For the fourth time: Knossos does not make an optimistic assumption. It specifically avoids making assumptions. Please stop claiming otherwise.

You're right, but @johanatan is asking a different question, which calls for a forall rather than exists.

As we know, a history H is linearizable if there exists a linearization compatible with H—hence, if there exists a way to resolve indeterminate operations consistent with the history. In a sense, I'm assuming the system is "innocent" (non-buggy) as long as I can, hence discarding other possible resolutions.

You could ask the converse question: are all resolutions consistent with the history, or is there a resolution that does not satisfy constraints? That seems closer to what @johanatan is asking. Is this different from asking "are there indeterminate operations"? If not, logging indeterminate operations might be the only sensible change.
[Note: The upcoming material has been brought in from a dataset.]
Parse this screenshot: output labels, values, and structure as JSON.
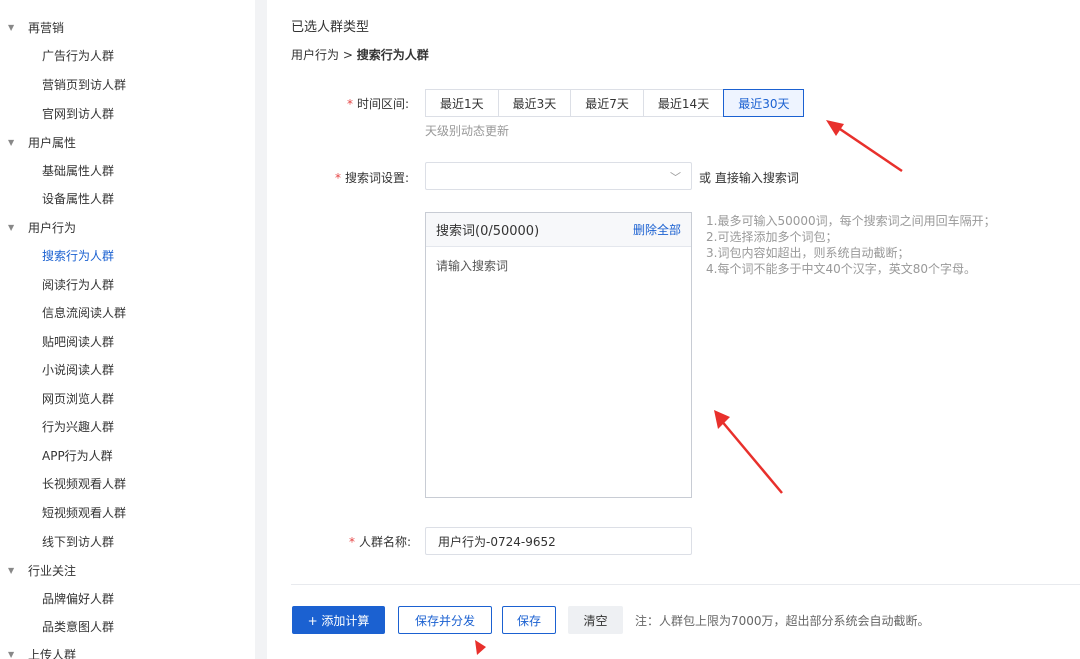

Blaisorblade commented 7 years ago

Having read https://aphyr.com/posts/309-knossos-redis-and-linearizability, a counter-argument to my last post seems to be: Knossos is meant to be used for model checking, which implies generating tons of histories from a model searching for a counterexample, rather than looking at few histories by hand. I'm not sure whether @johanatan's assumptions are sensible.

aphyr commented 7 years ago

is there a resolution that does not satisfy constraints?

A typical history will have 10^30 illegal linearizations per operation. The answer is, in all but the most trivial cases, yes.

garyxia commented 7 years ago

Kyle, Is your 48 xeon-cores (it's really 24 core, HT, right?) 128 G system powerful enough for multi-register model? We had some single register model tests and they were all fine but multi-register analysis seems to take forever. We have a 24 physical cores 256g system,

aphyr commented 7 years ago

Edit: I had a bunch of screenshots from reddit user 'Johanatan' here, which are pretty awful. Johanatan's twitter is on the same spectrum (trolling feminists, black people, etc), so I assumed they both were his. He says those reddit comments aren't his, and it'd be irresponsible for me to claim a connection, so I've taken that down.

I've provided no shortage of good-faith, uncompensated support so far, but I can't waste any more time on this. I had a couple folks come tell me this week that he trolled their slack channels and they were forced to engage in moderation, and given his behavior so far, I'm inclined to agree. Dude's an asshole, and this is going nowhere productive. I've blocked johanatan, and his alt, and his other alt, and so on.